Given that Hearthstone is a CCG, its lootboxes make sense.

Even then, not entirely. The collectible mechanic makes sense with an actual real-world CCG because you're talking about physical product. But in a video game where every card is literally just 1s and 0s and no card theoretically has any more or less inherent value than any other card, there's no reason why you have to import that collectible aspect directly over.

If I'm playing an online Magic: the Gathering game and I want to play with a deck of 59 Black Lotuses and 1 Fireball, then fuck you, I should be able to play that way. If I want issues of rarity, exclusivity, age and availability, and other limiting factors of which cards I can and cannot own, I'll just go play the actual card game (where if nothing else my cards actually have tradeable/sellable cash value). A video game should absolutely allow you the opportunity to play with cards you'd literally never be able to own in the real world, and not just slavishly model the real world mechanics.

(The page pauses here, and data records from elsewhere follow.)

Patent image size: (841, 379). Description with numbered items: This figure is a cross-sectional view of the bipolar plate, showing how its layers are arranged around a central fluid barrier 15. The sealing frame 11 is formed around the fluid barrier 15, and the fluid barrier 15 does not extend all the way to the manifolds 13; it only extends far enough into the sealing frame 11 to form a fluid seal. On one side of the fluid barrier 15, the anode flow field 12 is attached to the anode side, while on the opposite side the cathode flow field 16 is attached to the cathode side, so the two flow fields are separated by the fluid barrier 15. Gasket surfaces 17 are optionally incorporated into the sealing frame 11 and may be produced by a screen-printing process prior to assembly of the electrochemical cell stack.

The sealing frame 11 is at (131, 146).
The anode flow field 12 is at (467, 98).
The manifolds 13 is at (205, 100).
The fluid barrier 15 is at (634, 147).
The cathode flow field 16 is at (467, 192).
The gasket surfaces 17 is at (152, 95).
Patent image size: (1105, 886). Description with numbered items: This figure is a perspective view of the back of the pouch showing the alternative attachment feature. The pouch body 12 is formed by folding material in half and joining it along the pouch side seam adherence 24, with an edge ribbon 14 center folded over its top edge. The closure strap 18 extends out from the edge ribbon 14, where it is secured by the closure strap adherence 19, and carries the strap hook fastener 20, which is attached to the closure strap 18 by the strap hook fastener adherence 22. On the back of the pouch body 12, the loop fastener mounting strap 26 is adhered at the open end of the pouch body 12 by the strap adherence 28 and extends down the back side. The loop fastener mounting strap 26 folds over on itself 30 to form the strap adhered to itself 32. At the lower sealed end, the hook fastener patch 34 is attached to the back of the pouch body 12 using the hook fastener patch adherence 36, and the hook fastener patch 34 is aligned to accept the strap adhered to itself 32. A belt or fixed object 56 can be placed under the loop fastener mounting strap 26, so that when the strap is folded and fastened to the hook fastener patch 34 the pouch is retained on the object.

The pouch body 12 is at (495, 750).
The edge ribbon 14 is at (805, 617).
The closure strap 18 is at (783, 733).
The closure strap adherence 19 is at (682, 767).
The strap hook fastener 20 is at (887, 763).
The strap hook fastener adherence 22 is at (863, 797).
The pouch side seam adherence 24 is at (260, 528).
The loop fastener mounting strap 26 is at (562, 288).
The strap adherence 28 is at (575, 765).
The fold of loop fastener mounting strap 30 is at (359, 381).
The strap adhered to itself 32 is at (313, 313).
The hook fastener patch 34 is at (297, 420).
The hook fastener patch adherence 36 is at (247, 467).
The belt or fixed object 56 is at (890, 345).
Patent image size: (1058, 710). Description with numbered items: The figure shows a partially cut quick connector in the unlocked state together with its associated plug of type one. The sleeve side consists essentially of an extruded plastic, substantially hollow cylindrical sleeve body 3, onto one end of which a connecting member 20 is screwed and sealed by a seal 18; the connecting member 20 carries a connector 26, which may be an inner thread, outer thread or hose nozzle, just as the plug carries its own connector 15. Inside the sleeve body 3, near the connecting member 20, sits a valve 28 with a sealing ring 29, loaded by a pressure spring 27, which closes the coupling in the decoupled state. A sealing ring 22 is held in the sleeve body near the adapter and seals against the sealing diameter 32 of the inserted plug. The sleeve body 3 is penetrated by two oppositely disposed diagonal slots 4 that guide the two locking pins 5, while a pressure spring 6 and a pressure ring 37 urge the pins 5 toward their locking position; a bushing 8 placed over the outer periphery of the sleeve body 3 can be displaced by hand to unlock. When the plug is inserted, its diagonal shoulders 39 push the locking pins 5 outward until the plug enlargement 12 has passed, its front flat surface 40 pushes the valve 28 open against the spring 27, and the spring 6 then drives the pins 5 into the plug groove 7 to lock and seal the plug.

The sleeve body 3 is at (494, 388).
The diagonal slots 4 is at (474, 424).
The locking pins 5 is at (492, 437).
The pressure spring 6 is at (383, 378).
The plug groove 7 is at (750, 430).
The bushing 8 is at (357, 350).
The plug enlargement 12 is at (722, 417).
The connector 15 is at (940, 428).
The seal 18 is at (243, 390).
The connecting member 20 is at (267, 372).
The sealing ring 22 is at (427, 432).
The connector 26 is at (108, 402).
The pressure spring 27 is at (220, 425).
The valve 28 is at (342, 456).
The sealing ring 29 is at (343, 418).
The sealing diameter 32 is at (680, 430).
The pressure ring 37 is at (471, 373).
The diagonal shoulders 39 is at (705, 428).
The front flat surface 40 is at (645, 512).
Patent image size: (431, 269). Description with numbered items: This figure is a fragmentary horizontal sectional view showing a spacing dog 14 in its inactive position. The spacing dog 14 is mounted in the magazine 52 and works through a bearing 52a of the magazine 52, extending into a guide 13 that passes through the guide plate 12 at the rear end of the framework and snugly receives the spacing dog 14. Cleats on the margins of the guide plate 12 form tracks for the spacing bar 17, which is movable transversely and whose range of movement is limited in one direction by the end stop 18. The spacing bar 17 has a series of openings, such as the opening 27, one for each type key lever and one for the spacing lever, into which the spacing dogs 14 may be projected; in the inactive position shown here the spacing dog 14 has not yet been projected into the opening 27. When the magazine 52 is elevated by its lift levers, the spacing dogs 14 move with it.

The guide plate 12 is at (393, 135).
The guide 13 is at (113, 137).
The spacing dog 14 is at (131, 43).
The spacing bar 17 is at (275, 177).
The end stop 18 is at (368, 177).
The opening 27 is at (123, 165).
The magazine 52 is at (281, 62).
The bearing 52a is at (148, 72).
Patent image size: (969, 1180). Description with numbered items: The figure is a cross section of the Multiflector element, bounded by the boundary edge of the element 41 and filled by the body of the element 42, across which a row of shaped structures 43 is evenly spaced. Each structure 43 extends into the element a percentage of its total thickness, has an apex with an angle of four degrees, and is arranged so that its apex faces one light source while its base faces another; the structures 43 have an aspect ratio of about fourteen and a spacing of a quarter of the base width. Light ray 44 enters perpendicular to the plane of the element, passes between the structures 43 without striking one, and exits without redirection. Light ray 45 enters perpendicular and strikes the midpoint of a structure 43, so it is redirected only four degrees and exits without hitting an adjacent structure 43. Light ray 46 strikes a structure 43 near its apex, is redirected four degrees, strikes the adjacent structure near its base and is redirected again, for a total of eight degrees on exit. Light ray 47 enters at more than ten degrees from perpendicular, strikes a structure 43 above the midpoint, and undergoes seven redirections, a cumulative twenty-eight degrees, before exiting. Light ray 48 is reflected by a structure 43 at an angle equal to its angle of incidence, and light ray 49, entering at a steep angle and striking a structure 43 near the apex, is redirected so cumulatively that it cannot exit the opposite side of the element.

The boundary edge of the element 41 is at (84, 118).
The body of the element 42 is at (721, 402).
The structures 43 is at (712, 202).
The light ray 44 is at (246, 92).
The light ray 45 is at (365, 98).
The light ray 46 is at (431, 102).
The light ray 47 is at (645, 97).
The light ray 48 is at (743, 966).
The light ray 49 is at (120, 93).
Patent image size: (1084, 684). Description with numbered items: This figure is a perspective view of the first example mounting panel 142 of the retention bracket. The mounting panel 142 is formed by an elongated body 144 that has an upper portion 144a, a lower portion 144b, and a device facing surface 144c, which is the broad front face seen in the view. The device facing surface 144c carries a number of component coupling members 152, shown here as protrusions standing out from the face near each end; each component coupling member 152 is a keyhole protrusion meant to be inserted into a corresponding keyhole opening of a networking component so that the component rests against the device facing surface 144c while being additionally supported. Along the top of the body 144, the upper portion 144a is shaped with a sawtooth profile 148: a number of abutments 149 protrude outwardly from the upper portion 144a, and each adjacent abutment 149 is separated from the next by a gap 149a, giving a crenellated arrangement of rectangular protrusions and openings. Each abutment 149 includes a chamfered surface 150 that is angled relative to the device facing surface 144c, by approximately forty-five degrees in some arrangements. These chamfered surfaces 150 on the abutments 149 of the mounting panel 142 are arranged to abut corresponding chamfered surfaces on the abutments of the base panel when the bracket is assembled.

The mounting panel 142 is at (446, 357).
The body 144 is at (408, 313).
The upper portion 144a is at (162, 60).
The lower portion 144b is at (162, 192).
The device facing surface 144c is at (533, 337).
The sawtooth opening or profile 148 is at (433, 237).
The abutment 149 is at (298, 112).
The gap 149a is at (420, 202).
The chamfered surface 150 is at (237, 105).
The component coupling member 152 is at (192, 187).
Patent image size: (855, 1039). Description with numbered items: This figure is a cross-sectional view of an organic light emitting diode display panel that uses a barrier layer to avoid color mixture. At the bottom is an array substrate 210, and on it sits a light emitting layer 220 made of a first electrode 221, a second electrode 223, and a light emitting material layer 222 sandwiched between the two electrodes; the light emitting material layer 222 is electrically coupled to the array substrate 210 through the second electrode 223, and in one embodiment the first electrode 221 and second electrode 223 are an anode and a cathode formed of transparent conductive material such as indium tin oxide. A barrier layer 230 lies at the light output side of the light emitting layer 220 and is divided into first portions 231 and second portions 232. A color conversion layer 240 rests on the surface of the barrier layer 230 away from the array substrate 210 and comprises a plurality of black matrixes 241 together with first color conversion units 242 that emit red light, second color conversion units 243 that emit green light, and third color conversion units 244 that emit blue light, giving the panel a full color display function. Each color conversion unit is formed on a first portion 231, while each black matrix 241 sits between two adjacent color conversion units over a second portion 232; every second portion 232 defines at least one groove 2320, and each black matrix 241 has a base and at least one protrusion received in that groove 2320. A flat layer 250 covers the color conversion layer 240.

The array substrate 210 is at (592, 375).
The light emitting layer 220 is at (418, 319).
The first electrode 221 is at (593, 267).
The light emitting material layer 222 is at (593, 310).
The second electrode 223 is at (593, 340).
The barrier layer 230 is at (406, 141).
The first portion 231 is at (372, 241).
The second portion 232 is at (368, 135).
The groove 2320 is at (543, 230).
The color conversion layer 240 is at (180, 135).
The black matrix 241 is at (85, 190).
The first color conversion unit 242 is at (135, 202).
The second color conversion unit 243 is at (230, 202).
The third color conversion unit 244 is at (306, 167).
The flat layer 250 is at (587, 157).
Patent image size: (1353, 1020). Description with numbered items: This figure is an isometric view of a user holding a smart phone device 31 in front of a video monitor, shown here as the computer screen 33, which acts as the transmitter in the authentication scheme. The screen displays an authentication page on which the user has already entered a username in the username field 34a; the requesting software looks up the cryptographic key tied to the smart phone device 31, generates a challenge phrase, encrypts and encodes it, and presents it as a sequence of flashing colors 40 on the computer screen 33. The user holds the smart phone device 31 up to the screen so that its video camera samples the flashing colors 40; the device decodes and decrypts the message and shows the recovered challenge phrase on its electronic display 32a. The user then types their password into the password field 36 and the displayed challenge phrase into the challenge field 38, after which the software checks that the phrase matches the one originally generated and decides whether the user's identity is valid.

I'd be willing to concede the point if a game has, say, "competitive" and "freeform" modes (where one mode has limited card availability to enforce some degree of player parity while the other allows you to put any card ever printed into your deck for "free" so you can play with fun permutations and not be limited by real world restrictions), but too many games just copy everything directly over from the real world and wind up limiting themselves in unnecessary ways. And once you add in "Well, you CAN buy this rare card in-game for real world money", then it just becomes even more predatory and scummy.